CRBSIs were the most frequent BSIs; however, the mortality rate attributed to them was significantly lower than that attributed to other infectious diseases in this study. This was due to the established guidelines for the treatment of CRBSIs and their relatively easy management, including the removal of the CVC or CV port and antimicrobial catheter lock, compared to that of other infectious diseases. Early therapeutic interventions may have contributed to the lower mortality rate in CRBSI cases [33]. In addition, as the Department of Infectious Diseases advises the attending physician on the method of treatment and duration of therapy for CRBSI, this intervention may also have led to a decrease in mortality. Decreasing the frequency of CRBSIs may reduce the duration of hospitalization and antibiotic therapy, which may prevent the advancement of drug-resistant bacteria [34]. CRBSIs are also one of the most expensive complications of central venous catheterization [30]; hence, a reduction in their frequency may lead to a decrease in clinical staff effort and laboratory volume, which may result in reduced medical expenses.

A retrospective study in Spain showed that pneumonia (25.6%) was the second most common cause of BSIs after the endogenous source (26.3%) in patients with solid tumors who presented with neutropenia [35]. Dysphagia is a major cause of chronic aspiration and aspiration pneumonia [36]. In patients with advanced head and neck cancer, enlarged surgery causes drastic anatomical and functional changes in the larynx, such as reduced tongue base retraction, cricopharyngeal dysfunction, delayed swallowing reflex, and reduced laryngeal elevation [37,38]. Both reduced elevations of the larynx and delayed swallowing reflex are independent risk factors for aspiration pneumonia in patients with advanced head and neck cancer [39]. Therefore, the risk of pneumonia appears to be high after surgery for head and neck cancer. Thus, the possibility of combined BSIs should be considered in patients with head and neck cancer and pneumonia.

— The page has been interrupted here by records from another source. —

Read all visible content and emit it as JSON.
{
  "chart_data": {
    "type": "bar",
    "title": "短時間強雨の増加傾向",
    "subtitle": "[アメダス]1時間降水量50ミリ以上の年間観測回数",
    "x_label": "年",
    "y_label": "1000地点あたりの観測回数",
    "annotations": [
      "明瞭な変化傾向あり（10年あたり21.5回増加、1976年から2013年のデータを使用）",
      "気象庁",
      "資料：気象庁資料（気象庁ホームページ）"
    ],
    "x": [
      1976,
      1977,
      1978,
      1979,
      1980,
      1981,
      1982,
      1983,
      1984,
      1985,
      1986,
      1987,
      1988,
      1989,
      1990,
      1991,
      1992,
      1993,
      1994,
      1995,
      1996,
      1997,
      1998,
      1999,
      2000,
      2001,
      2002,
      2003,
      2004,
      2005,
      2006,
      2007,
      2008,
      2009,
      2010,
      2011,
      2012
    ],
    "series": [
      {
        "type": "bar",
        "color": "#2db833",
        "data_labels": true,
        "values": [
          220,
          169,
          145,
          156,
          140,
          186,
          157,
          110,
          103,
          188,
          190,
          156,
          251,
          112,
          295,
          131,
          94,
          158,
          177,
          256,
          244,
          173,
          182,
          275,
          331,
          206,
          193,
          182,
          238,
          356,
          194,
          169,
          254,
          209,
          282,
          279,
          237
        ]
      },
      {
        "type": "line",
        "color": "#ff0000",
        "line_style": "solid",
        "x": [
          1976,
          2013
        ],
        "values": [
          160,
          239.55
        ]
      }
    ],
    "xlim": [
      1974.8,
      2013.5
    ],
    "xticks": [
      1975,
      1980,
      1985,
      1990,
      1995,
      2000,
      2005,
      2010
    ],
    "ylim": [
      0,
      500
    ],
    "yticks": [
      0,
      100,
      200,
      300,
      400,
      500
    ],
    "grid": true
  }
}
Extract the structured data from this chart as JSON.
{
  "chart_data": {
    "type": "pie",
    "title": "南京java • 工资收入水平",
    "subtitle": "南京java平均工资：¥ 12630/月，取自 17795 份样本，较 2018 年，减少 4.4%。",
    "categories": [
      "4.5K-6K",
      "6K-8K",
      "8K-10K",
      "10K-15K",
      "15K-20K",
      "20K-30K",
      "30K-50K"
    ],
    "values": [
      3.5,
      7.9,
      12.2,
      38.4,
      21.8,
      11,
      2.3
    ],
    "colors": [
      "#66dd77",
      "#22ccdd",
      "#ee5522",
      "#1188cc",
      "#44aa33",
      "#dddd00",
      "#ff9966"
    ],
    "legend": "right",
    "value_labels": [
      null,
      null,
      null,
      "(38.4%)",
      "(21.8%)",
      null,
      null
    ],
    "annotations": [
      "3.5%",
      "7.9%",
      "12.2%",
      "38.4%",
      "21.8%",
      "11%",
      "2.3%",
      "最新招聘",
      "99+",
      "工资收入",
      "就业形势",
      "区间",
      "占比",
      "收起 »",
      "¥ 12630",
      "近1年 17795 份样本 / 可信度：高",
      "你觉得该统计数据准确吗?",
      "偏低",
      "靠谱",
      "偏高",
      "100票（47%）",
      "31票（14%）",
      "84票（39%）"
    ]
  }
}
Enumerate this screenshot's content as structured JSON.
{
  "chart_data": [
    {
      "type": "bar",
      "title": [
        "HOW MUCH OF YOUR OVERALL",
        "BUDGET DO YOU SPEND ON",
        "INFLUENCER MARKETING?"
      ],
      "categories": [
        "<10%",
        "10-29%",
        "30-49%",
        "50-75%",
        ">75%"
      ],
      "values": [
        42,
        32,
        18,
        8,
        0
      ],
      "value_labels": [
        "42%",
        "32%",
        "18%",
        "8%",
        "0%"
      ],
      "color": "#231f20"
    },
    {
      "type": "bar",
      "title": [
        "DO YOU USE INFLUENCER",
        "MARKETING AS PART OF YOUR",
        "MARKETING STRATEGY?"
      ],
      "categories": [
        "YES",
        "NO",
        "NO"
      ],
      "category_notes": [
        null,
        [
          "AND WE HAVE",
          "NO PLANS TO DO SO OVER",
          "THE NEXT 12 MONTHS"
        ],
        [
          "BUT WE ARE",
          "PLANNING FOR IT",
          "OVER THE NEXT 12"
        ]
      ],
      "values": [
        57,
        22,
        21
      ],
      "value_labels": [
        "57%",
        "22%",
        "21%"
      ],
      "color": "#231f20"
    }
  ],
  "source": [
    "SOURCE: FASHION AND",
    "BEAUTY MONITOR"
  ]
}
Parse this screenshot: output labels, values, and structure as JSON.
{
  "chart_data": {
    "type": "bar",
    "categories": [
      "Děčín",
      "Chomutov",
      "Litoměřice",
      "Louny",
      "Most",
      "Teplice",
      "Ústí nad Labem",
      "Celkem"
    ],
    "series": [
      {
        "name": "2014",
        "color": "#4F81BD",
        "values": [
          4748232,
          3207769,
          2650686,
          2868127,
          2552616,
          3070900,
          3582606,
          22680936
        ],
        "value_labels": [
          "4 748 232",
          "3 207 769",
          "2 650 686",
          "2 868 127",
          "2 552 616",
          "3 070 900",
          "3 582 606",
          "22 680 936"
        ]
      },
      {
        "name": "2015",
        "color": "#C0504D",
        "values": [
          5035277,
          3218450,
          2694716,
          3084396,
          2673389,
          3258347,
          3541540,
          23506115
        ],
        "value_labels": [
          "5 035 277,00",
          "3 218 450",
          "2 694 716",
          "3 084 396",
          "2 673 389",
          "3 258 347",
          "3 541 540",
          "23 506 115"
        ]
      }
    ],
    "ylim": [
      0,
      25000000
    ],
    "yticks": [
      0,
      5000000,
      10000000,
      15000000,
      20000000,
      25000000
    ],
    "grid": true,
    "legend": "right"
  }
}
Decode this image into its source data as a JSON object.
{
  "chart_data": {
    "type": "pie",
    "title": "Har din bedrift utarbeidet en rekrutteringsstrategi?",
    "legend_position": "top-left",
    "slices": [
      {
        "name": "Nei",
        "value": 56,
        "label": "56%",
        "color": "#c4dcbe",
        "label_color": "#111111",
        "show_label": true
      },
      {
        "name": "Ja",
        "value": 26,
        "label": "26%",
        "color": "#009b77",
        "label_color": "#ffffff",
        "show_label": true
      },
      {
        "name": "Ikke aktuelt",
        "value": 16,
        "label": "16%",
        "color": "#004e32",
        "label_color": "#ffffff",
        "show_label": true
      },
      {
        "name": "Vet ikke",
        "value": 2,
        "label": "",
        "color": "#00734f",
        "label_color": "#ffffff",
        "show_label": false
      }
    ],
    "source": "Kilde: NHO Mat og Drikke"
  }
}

Our study has some limitations. First, the findings of this study may not apply to all patients with head and neck cancer as this was a single-center study. However, it is noteworthy that this is the largest study to date to examine BSIs in patients with head and neck cancer over the last decade. Second, in the non-BSI group, there were cases wherein a specific infectious disease was diagnosed based on clinical symptoms or other test results even when the causative bacteria were not identified by various culture tests. Third, the BSI group is considered to have had a poorer prognosis than the non-BSI group; however, no significant difference was found in the log-rank test. This is considered to be due to the small number of cases in this study. Fourth, performance status is a major factor in the prognosis of tumors and infections, but it was difficult to retrieve this data from the medical chart.

5. Conclusions

In summary, we described the biological and epidemiological features of BSIs in patients with head and neck cancer, with CRBSIs being the most frequent source; therefore, CVC or CV port insertion should be performed over a short period of time. Additionally, our study had many cases of BSIs associated with pneumonia; hence, it is necessary to pay attention to the occurrence of BSIs in patients with pneumonia. Understanding the epidemiology of BSIs is important for developing strategies to prevent and control infections. Furthermore, the intervention of the infectious disease department may contribute to the appropriate use of antimicrobial drugs and the prevention of the occurrence of drug-resistant bacteria. Therefore, active participation of the infectious disease department is desirable in BSI treatment. Immediate measures are needed to reduce CRBSIs in patients with head and neck cancer.